Achuar women carrying their machetes and baskets full of yucca and plantains.

Gardens have held an important role in civilizations and communities throughout history. From the Hanging Gardens of Babylon, to the elaborate landscaping of English Gardens, the local community garden and the Victory gardens of World War Two – gardens have been a source of beauty, inspiration and connection to nature, and a way to produce food essential for survival.
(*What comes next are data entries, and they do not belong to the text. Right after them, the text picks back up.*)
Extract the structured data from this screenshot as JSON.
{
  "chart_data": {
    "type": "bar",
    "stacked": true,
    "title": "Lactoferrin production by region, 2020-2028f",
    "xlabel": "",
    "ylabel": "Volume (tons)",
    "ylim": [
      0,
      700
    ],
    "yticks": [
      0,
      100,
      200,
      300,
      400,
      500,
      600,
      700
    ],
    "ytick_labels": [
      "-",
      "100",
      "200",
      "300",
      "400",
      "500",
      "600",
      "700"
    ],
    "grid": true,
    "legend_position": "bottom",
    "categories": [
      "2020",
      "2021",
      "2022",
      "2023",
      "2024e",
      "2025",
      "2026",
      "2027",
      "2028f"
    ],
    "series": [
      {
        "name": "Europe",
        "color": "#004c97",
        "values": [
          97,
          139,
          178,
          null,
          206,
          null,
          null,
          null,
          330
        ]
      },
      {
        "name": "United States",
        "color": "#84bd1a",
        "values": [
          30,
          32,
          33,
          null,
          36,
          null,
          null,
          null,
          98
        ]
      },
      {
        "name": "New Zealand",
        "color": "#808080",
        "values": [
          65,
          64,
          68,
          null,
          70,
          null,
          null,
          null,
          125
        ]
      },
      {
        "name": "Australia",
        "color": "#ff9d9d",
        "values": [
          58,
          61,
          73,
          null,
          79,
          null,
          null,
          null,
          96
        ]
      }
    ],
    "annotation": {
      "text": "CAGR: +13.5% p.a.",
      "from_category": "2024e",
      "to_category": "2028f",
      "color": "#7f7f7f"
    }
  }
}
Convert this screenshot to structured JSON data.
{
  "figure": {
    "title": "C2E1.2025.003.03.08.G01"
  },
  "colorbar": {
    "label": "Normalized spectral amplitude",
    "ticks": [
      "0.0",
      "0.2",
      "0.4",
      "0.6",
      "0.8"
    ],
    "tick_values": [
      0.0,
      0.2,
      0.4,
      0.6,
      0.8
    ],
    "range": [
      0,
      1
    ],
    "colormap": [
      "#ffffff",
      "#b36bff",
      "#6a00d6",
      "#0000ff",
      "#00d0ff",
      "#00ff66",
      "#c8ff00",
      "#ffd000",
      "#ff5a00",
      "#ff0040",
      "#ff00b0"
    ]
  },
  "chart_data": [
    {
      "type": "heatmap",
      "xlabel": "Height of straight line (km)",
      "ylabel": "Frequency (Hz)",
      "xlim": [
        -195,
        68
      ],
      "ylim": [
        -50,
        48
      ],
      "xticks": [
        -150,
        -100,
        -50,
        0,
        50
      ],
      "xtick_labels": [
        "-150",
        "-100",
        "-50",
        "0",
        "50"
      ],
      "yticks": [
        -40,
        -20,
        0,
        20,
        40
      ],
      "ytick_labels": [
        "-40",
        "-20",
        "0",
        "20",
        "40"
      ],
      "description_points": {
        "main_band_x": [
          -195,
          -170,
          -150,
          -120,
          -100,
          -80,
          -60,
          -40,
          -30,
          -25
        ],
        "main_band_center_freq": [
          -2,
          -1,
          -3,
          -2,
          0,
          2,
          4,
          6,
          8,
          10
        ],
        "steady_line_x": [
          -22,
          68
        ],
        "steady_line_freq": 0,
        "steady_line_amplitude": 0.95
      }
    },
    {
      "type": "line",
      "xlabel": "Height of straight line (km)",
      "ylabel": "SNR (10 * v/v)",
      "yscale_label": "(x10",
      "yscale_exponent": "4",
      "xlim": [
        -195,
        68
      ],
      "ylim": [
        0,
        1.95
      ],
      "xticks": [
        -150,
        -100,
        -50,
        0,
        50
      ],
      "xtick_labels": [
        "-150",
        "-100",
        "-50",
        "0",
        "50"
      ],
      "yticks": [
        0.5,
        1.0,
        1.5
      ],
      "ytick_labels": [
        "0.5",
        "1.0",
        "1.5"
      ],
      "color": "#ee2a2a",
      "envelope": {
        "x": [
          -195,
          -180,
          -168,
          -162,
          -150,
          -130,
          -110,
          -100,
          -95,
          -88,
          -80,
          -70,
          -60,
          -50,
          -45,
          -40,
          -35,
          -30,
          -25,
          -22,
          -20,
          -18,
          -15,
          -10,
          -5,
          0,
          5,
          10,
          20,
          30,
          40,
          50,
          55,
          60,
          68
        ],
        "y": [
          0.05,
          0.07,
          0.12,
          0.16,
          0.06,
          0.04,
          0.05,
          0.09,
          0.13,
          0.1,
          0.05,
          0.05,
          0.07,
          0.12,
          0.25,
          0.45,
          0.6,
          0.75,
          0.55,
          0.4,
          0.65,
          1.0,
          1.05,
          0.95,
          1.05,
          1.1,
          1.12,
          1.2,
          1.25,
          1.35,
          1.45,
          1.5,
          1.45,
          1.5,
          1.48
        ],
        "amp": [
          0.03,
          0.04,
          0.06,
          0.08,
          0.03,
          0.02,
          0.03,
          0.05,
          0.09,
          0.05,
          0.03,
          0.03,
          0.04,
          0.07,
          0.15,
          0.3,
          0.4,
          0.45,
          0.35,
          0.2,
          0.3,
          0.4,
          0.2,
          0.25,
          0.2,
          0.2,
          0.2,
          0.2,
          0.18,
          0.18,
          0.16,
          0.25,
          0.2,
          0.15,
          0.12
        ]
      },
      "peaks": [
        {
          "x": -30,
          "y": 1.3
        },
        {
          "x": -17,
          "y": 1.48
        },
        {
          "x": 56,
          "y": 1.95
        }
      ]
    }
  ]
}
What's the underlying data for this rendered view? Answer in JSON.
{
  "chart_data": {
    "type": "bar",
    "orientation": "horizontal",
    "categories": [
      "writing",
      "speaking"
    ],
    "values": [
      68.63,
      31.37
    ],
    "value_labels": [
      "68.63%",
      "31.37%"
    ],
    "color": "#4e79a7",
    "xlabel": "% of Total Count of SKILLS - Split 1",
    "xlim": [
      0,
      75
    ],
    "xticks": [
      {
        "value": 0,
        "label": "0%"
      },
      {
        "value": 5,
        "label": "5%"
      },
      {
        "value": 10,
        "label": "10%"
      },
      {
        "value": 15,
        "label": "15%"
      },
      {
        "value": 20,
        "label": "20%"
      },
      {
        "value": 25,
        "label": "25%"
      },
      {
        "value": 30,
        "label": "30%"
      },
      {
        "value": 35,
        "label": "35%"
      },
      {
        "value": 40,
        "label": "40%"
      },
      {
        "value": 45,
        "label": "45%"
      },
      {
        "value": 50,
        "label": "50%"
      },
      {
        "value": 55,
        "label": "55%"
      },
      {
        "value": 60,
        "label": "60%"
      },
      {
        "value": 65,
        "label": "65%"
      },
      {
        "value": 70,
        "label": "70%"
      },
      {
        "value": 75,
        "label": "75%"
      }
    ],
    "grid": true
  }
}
Gardens have a special place in Achuar culture as well. Their gardens have a unique spiritual and cultural significance embodied through traditions and rituals.

The Realm of the Woman

In Achuar culture, the family garden is the realm and responsibility of the woman. Each day, as soon as the sun rises, the Achuar woman is in her garden, which can be as big as an acre.

With a machete and a basket, the Achuar woman will harvest food and herbs, and meticulously maintain her garden to keep it clean. This is incredibly important because gardens attract snakes, and keeping the garden tidy keeps makes it easier to identify and stay away from snakes. Snake bites are more common in gardens than in the jungle because snakes like to come out of the shadows to bathe in the sun, and Amazonian snake bites can be fatal.

As she works in the garden, the Achuar woman will sing to the goddess Nunkui, Mother Earth, to ensure that her garden will be fruitful. The garden is the Achuar family’s main source of food, and if a woman’s garden is not productive, her family could starve. It is said that a woman who does not sing to the goddess will not be able to feed her family.

In her garden, the Achuar woman is accompanied by her children, who use that space to play and learn. She will teach her daughters how to garden, and hand down her sacred plant knowledge to the next generation.

What Grows in the Achuar Garden

Yucca, potatoes and plantains, the mainstays of the Achuar diet, can be found in every garden. Theses starches provide most of the calories of the Achuar diet. Yucca, also called manioc root, is used to make Chicha, a fermented beverage rich in probiotics that the Achuar drink every day, and in ceremonies.

Women will also plant fruit and nut trees like guava, papaya, lime, lemon, and coconut. They plant garlic, onions, and many herbs such as basil, and mint. Achuar women will grow teas, like guayusa, a caffinated plant brewed every morning in the Achuar household.

Medicinal plants are grown as well, but these plants are kept secret because it is sacred plant knowledge. Women might not even share a medicinal recipe with her own sister, the knowledge is so sacred.

For plants like guayusa and yucca, women will not start a plant from seed, but from cuttings instead. They will choose the best, most resilient stalks of yucca, cut them off and replant them to proliferate her garden. But for squash, fruits, and nuts, women will save seeds from fruits they eat, and use them in their gardens later.

A Sacred Place

Because it is a source of sustenance and knowledge, the garden is a very sacred place in Achuar culture. The garden is especially sacred and significant because it is where women give birth to their babies.

When a woman is ready to give birth, it is tradition for her to go to her garden alone, surrounded only by Mother Nature, to deliver her child. Birth is seen as something so sacred that it is only shared between mother and child in the very sacred space of the garden.